Amazon may be one but do you know what a river is?

I recently discussed the trouble eBook readers have controlling widows and orphans. Well, not so much trouble really as they just can’t.

With my love of typography combined with my fear of the craft being lost for ever, due to the ever increasing popularity of the eBook, I thought it might be fun to look at some of the more obscure typographical controls that exist to ensure the best possible experience for the reader. Don’t get me wrong, I’m not against eBook technology, in fact I love it. It’s just that it has taken 600 years and the combined effort of thousands of individuals to develop typography as we see it today. The eBook has convenience and portability and a printed book has character and elegance. If printed books are to survive, and I believe they will, the benefits and history of printing need to be explained and promoted.

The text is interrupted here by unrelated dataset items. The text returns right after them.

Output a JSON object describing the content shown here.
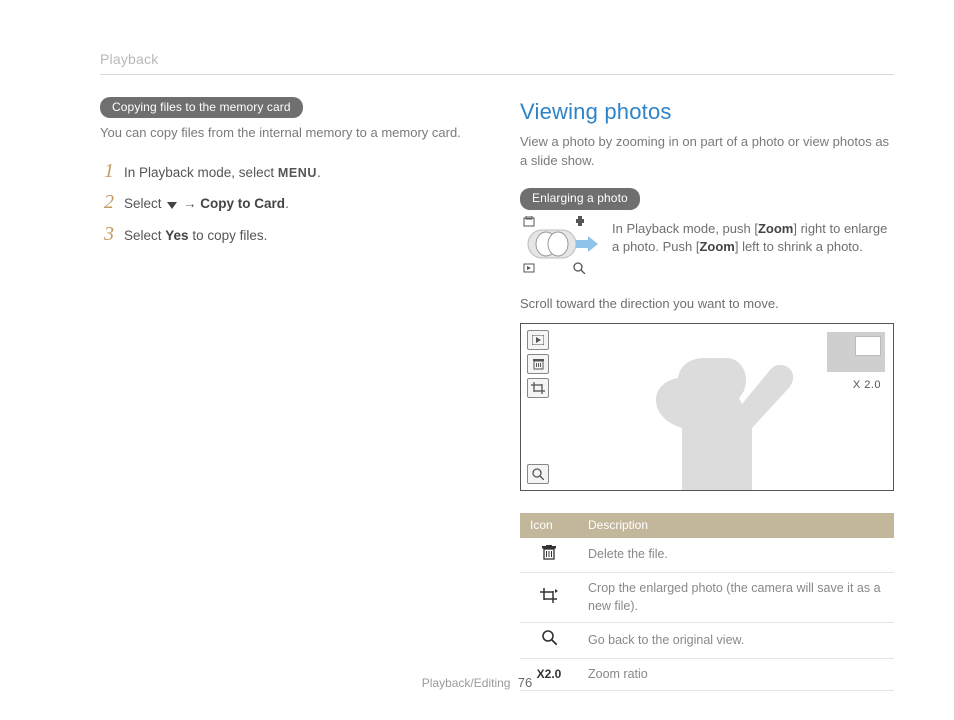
{
  "header": {
    "breadcrumb": "Playback"
  },
  "left": {
    "pill": "Copying files to the memory card",
    "lead": "You can copy files from the internal memory to a memory card.",
    "steps": [
      {
        "n": "1",
        "pre": "In Playback mode, select ",
        "menu": "MENU",
        "post": "."
      },
      {
        "n": "2",
        "pre": "Select ",
        "arrow": true,
        "bold": "Copy to Card",
        "post": "."
      },
      {
        "n": "3",
        "pre": "Select ",
        "bold": "Yes",
        "post": " to copy files."
      }
    ]
  },
  "right": {
    "title": "Viewing photos",
    "lead": "View a photo by zooming in on part of a photo or view photos as a slide show.",
    "pill": "Enlarging a photo",
    "zoom_text": {
      "l1a": "In Playback mode, push [",
      "l1b": "Zoom",
      "l1c": "] right to enlarge a photo. Push [",
      "l1d": "Zoom",
      "l1e": "] left to shrink a photo."
    },
    "scroll_note": "Scroll toward the direction you want to move.",
    "viewer": {
      "ratio": "X 2.0"
    },
    "table": {
      "headers": [
        "Icon",
        "Description"
      ],
      "rows": [
        {
          "icon": "trash",
          "label": "",
          "desc": "Delete the file."
        },
        {
          "icon": "crop",
          "label": "",
          "desc": "Crop the enlarged photo (the camera will save it as a new file)."
        },
        {
          "icon": "mag",
          "label": "",
          "desc": "Go back to the original view."
        },
        {
          "icon": "text",
          "label": "X2.0",
          "desc": "Zoom ratio"
        }
      ]
    }
  },
  "footer": {
    "section": "Playback/Editing",
    "page": "76"
  }
}
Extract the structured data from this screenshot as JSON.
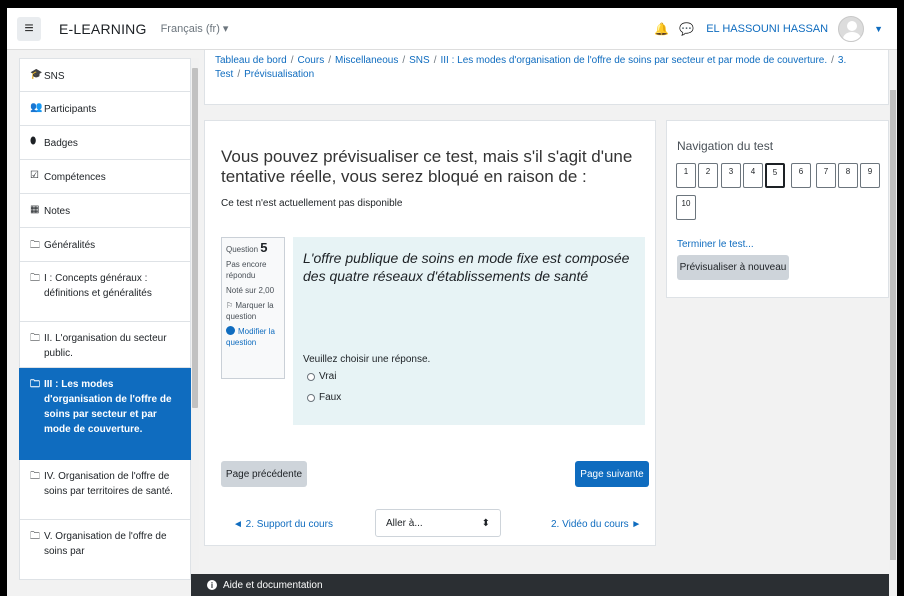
{
  "navbar": {
    "menu_icon": "hamburger-icon",
    "brand": "E-LEARNING",
    "language": "Français (fr) ▾",
    "user_name": "EL HASSOUNI HASSAN",
    "icons": [
      "bell-icon",
      "chat-icon"
    ]
  },
  "sidebar": {
    "items": [
      {
        "icon": "graduation-cap-icon",
        "glyph": "🎓",
        "label": "SNS"
      },
      {
        "icon": "users-icon",
        "glyph": "👥",
        "label": "Participants"
      },
      {
        "icon": "badge-icon",
        "glyph": "⬮",
        "label": "Badges"
      },
      {
        "icon": "checkbox-icon",
        "glyph": "☑",
        "label": "Compétences"
      },
      {
        "icon": "table-icon",
        "glyph": "▦",
        "label": "Notes"
      },
      {
        "icon": "folder-icon",
        "glyph": "🗀",
        "label": "Généralités"
      },
      {
        "icon": "folder-icon",
        "glyph": "🗀",
        "label": "I : Concepts généraux : définitions et généralités"
      },
      {
        "icon": "folder-icon",
        "glyph": "🗀",
        "label": "II. L'organisation du secteur public."
      },
      {
        "icon": "folder-icon",
        "glyph": "🗀",
        "label": "III : Les modes d'organisation de l'offre de soins par secteur et par mode de couverture."
      },
      {
        "icon": "folder-icon",
        "glyph": "🗀",
        "label": "IV. Organisation de l'offre de soins par territoires de santé."
      },
      {
        "icon": "folder-icon",
        "glyph": "🗀",
        "label": "V. Organisation de l'offre de soins par"
      }
    ],
    "active_index": 8
  },
  "breadcrumb": [
    "Tableau de bord",
    "Cours",
    "Miscellaneous",
    "SNS",
    "III : Les modes d'organisation de l'offre de soins par secteur et par mode de couverture.",
    "3. Test",
    "Prévisualisation"
  ],
  "main": {
    "preview_message": "Vous pouvez prévisualiser ce test, mais s'il s'agit d'une tentative réelle, vous serez bloqué en raison de :",
    "unavailable": "Ce test n'est actuellement pas disponible",
    "question_info": {
      "label": "Question",
      "number": "5",
      "state": "Pas encore répondu",
      "mark": "Noté sur 2,00",
      "flag": "⚐ Marquer la question",
      "edit": "Modifier la question"
    },
    "question_text": "L'offre publique de soins en mode fixe est composée des quatre réseaux d'établissements de santé",
    "prompt": "Veuillez choisir une réponse.",
    "options": [
      "Vrai",
      "Faux"
    ],
    "prev_page": "Page précédente",
    "next_page": "Page suivante",
    "prev_activity": "◄ 2. Support du cours",
    "jump_to": "Aller à...",
    "jump_caret": "⬍",
    "next_activity": "2. Vidéo du cours ►"
  },
  "quiz_nav": {
    "title": "Navigation du test",
    "buttons": [
      "1",
      "2",
      "3",
      "4",
      "5",
      "6",
      "7",
      "8",
      "9",
      "10"
    ],
    "current": "5",
    "finish": "Terminer le test...",
    "restart": "Prévisualiser à nouveau"
  },
  "footer": {
    "help": "Aide et documentation"
  },
  "colors": {
    "accent": "#0f6cbf",
    "question_bg": "#e7f3f5",
    "footer_bg": "#2b2f33"
  }
}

Widows and orphans have been dealt with, so let’s have a chat about rivers! What is a river? Well a river usually occurs in justified text, which is where each line of type is set to the same measure to give the page a blocked appearance (most fiction and non fiction books are typeset using justified text). To achieve an equal line measure requires extra or less space to be inserted between each word, or in extreme cases between each letter. The resulting uneven spacing can sometimes create a series of vertically aligned white spaces creating a division in the text, this white unbroken meandering white line looks something like a river, hence the name.

It probably sounds fairly insignificant however it is visually irritating and, more importantly, it causes the eye to subconsciously wander from the line being read and to follow the river instead. As an author you certainly want your words to be understood and retained; the role of a typesetter is to ensure that there are no distractions from this.

There are a number of tricks to erase the problem but unfortunately it’s all ‘hocus pocus’ wizardry and therefore a trade secret.

I think I might talk about colour next.